Country Club of Charleston 16th

The most famed example of the Lion’s mouth template is this 430-yard par-4 masterpiece. The bunker sits several feet below the green and on each side is a strip of green running all the way down to the fairway below. The green seems to melt around the bunker, with undulation to help shots get from one spot to another. The green is protected by bunkers on the left and right side as well. This course is home to some of Seth Raynor’s best templates.

Sand Hills 8th

Coore and Crenshaw built a version of the Lion’s mouth at their famed Sand Hills. This par-4 plays 367 yards, with the left side of this boomerang-shaped green more accessible than the right. There are fairway bunkers on the right side to contend with when setting up your approach. Coore and Crenshaw also built a Lion’s Mouth green on 13th of the Sandbox short course at Sand Valley.

Rustic Canyon 13th

Gil Hanse, Jim Wagner, and Geoff Shackelford used the idea to build a par-5 here. This changes the strategy and adds some safer ways to play, but with a smaller chance at eagle or birdie. Even if you lay up, you’re forced to think about the best angle to approach the green with the difficult front bunker. A bunker in the middle of the fairway means the interest on this hole starts long before you reach the green. This California course is full of awesome holes worth checking out.

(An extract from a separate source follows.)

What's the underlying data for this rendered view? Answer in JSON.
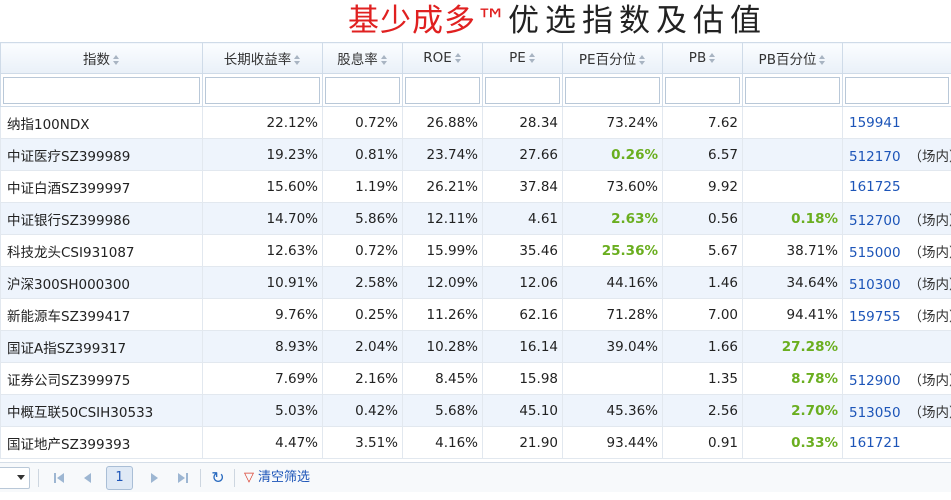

Essex County Country Club 14th

This is a shorter par-4, only 328 yards from the tips. There is a bunker guarding the right side of fairway for longer hitters, or you can lay a bit further back. Either way, the “kidney shaped” green will be no piece of cake with the lion’s mouth bunker guarding the front. The green has more depth than Charleston, making the aerial attack a bit easier, but also leaving room for more pinnable area.

Wade Hampton 14th

This 410-yard par-4 has bunkers guarding both sides of the fairway as the hole turns gradually to the right. Being down that side gives a shorter approach, but there are plenty of bunkers to make you think. The biggest factor though is the bunker seeping up into the green with short fringe on either side. This Tom Fazio design in the mountains of North Carolina makes this a beautiful walk even if the Lion gets you between his teeth.